Terry Mitchell
- Birth name: Terry William Mitchell
- Date of birth: 11 September 1950 (age 74)
- Place of birth: Tākaka, New Zealand
- Height: 1.73 m (5 ft 8 in)
- Weight: 92 kg (203 lb)
- School: Takaka District High School
- Notable relative(s): Maui John Mitchell (brother)

Rugby union career
- Position(s): Wing

Provincial / State sides
- Years: Team / Apps / (Points)
- 1968: Golden Bay-Motueka /  / ()
- 1969–1972: Nelson Bays / 42 / ()
- 1973–1978: Canterbury / 60 / ()

International career
- Years: Team / Apps / (Points)
- 1971–1974: New Zealand Māori
- 1974–1976: New Zealand / 1 / (0)

= Terry Mitchell =

New Zealand rugby union player (born 1950)

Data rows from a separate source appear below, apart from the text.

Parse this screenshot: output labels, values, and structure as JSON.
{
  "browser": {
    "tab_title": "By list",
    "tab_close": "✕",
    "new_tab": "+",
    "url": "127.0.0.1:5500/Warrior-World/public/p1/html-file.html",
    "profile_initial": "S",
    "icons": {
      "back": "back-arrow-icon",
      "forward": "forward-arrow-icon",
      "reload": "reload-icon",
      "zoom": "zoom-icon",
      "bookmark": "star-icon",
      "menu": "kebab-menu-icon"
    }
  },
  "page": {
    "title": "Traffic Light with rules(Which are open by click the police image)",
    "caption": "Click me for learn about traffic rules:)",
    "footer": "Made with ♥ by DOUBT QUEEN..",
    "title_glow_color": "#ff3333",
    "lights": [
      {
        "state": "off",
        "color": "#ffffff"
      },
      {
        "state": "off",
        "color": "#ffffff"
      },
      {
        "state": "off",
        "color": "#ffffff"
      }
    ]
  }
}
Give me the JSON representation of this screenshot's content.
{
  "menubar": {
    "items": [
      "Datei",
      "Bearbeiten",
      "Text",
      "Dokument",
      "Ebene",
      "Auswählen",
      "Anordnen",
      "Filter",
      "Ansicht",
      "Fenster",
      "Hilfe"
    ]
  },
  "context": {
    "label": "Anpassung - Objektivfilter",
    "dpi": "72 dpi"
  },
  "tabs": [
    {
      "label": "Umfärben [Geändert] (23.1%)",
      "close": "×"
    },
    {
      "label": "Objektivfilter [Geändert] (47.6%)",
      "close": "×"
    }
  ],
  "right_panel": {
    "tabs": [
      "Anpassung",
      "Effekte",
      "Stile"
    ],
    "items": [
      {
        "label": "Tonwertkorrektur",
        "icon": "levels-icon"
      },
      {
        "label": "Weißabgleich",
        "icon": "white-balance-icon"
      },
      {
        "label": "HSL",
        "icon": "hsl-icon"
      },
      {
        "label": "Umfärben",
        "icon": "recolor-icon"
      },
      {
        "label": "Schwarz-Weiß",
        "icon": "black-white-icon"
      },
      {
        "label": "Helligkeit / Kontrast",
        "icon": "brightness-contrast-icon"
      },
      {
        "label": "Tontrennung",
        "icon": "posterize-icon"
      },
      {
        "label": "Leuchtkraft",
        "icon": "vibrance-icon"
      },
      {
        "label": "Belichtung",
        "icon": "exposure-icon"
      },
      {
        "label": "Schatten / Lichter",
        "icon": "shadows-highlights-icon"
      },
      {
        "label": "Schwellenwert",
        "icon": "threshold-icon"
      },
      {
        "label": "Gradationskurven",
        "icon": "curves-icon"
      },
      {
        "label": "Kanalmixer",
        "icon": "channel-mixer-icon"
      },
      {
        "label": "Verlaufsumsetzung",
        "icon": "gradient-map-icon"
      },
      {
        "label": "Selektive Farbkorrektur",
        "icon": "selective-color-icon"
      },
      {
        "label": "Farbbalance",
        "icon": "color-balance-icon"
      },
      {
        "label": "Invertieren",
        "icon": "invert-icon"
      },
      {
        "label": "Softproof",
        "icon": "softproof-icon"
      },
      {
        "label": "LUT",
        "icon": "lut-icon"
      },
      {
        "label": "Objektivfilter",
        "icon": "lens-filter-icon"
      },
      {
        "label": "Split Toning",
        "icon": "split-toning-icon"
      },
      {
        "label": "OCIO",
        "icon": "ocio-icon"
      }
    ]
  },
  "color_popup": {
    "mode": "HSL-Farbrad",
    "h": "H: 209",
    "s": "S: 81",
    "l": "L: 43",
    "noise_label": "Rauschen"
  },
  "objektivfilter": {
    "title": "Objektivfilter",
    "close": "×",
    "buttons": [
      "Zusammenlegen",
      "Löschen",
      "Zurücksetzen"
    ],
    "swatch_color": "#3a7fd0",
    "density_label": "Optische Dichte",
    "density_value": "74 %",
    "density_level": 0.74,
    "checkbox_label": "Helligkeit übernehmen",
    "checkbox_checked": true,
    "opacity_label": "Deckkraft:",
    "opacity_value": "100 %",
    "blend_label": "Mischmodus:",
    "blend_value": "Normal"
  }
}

Terry William Mitchell (born 11 September 1950) is a former New Zealand rugby union player. A wing, Mitchell represented Golden Bay-Motueka and then Nelson Bays (after the former's amalgamation with Nelson), and later Canterbury at a provincial level. He was a member of the New Zealand national side, the All Blacks, from 1974 to 1976, playing 17 matches including one international as a substitute.